Lawmakers settle on US$1t plan to avoid US gov't shutdown
Lawmakers yesterday unveiled a huge US$1-trillion-plus spending bill that would fund most government operations through September, but would deny President Donald Trump money for a border wall and rejects his proposed cuts to popular domestic programs.
The 1,665-page bill agreed to on Sunday is the product of weeks of negotiations. It was made public in the predawn hours yesterday and is tentatively scheduled for a House vote tomorrow.
The catchall spending bill would be the first major piece of bipartisan legislation to advance during Trump's short tenure in the White House. While losing on funding for the wall along the US-Mexico border, Trump won a $15 billion down payment on his request to strengthen the military, though that too fell short of what he requested.

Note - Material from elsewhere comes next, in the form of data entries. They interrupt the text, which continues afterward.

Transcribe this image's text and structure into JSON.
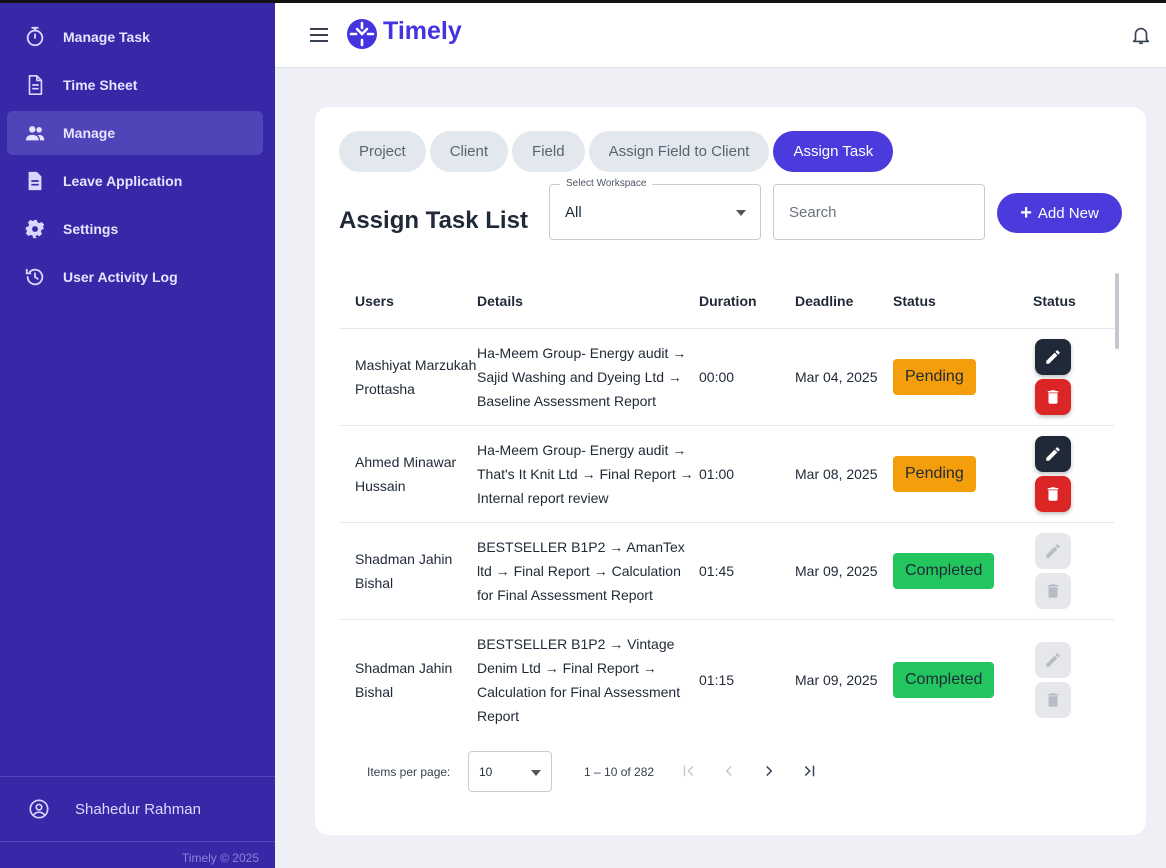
{
  "sidebar": {
    "items": [
      {
        "label": "Manage Task",
        "icon": "timer-icon"
      },
      {
        "label": "Time Sheet",
        "icon": "document-icon"
      },
      {
        "label": "Manage",
        "icon": "people-icon"
      },
      {
        "label": "Leave Application",
        "icon": "file-icon"
      },
      {
        "label": "Settings",
        "icon": "gear-icon"
      },
      {
        "label": "User Activity Log",
        "icon": "history-icon"
      }
    ],
    "active_item": "Manage",
    "user_name": "Shahedur Rahman",
    "copyright": "Timely © 2025"
  },
  "header": {
    "app_name": "Timely"
  },
  "tabs": [
    "Project",
    "Client",
    "Field",
    "Assign Field to Client",
    "Assign Task"
  ],
  "active_tab": "Assign Task",
  "page": {
    "title": "Assign Task List",
    "workspace_label": "Select Workspace",
    "workspace_value": "All",
    "search_placeholder": "Search",
    "add_label": "Add New"
  },
  "table": {
    "columns": [
      "Users",
      "Details",
      "Duration",
      "Deadline",
      "Status",
      "Status"
    ],
    "rows": [
      {
        "user": "Mashiyat Marzukah Prottasha",
        "details": "Ha-Meem Group- Energy audit → Sajid Washing and Dyeing Ltd → Baseline Assessment Report",
        "duration": "00:00",
        "deadline": "Mar 04, 2025",
        "status": "Pending"
      },
      {
        "user": "Ahmed Minawar Hussain",
        "details": "Ha-Meem Group- Energy audit → That's It Knit Ltd → Final Report → Internal report review",
        "duration": "01:00",
        "deadline": "Mar 08, 2025",
        "status": "Pending"
      },
      {
        "user": "Shadman Jahin Bishal",
        "details": "BESTSELLER B1P2 → AmanTex ltd → Final Report → Calculation for Final Assessment Report",
        "duration": "01:45",
        "deadline": "Mar 09, 2025",
        "status": "Completed"
      },
      {
        "user": "Shadman Jahin Bishal",
        "details": "BESTSELLER B1P2 → Vintage Denim Ltd → Final Report → Calculation for Final Assessment Report",
        "duration": "01:15",
        "deadline": "Mar 09, 2025",
        "status": "Completed"
      }
    ]
  },
  "paginator": {
    "items_per_page_label": "Items per page:",
    "items_per_page": "10",
    "range_label": "1 – 10 of 282"
  },
  "colors": {
    "sidebar_bg": "#3728a8",
    "accent": "#4b3bdc",
    "pending": "#f59e0b",
    "completed": "#22c55e",
    "delete": "#dc2626"
  }
}
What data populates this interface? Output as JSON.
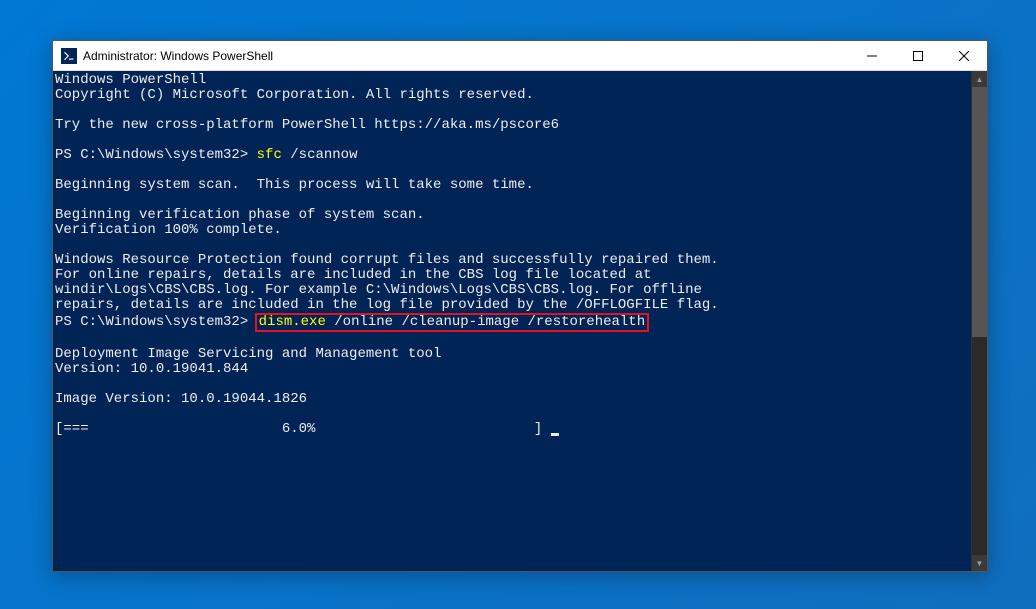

Vice-president Mike Pence said the administration "couldn't be more pleased" and noted that it would include a boost in military spending, a "down payment" on border security and provide money for health benefits for coal miners.
The measure funds the remainder of the 2017 budget year, through September 30, rejecting cuts to popular domestic programs targeted by Trump such as medical research, the Environmental Protection Agency, and infrastructure grants.
"The omnibus (spending bill) is in sharp contrast to President Trump's dangerous plans to steal billions from lifesaving research, instead increasing funding for the NIH (National Institutes of Health) by $2 billion," said House Minority Leader Nancy Pelosi, D-California.
Successful votes later this week would also clear away any remaining threat of a government shutdown at least until the October 1 start of the 2018 budget year. Trump has submitted a partial 2018 budget promising a whopping $54 billion, 10 percent increase for the Pentagon from current levels, financed by cutting to foreign aid, the EPA, and other nondefense programs by an equal amount.